The lesson is very clearly that land-based – as well as online – operators need to take notice of the Commission’s latest ‘Enforcement Report’ as absolutely essential reading for PMLs and compliance staff. In case Wiggin readers missed it when I blogged on it yesterday, the download is here: https://www.gamblingcommission.gov.uk/for-gambling-businesses/Compliance/General-compliance/Enforcement-report-2019/Enforcement-report-2019.aspx

£300,000 may not seem a large sum to major online operators but to a land-based casino hard-pressed by online competition it is likely to represent a material hit. As the regulator hammers home the same message, action after action, its patience with operators who appear not to have learned the lesson will surely start to wear thin. Hopefully the slowcoaches who fail to raise their game will find themselves in an increasingly small minority.

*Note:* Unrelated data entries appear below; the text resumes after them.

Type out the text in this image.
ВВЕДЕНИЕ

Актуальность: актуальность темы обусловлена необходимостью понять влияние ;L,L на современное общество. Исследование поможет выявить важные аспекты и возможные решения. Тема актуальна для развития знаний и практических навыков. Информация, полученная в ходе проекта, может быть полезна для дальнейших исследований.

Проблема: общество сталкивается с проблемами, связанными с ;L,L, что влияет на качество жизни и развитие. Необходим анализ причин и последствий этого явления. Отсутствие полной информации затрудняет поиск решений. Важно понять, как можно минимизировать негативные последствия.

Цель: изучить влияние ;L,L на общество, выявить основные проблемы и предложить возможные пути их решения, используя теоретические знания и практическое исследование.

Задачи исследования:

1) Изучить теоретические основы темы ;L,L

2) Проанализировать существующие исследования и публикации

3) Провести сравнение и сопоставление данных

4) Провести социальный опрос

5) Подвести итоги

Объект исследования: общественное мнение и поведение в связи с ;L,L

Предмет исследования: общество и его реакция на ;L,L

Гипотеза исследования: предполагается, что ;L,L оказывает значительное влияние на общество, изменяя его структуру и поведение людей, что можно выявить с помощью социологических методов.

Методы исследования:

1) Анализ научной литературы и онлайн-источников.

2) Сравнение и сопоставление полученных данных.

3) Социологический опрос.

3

Good compliance – and the public and political hostility generated by the lack of it – will need to be the first stepping-stone in the industry’s rehabilitation of its image right across Europe. Combined with initiatives like the increased voluntary research and treatment levy announced by the major UK players recently, robust standards of customer protection can serve the useful purpose of heading off the more punitive and irrational media and political demands that are likely to arise if the industry fails to be seen to be putting its own house in order. We’re now all in this together and it will increasingly be the case that even the occasional bad apple is going to prevent those businesses that have self-improved from getting the PR dividend that they are entitled to.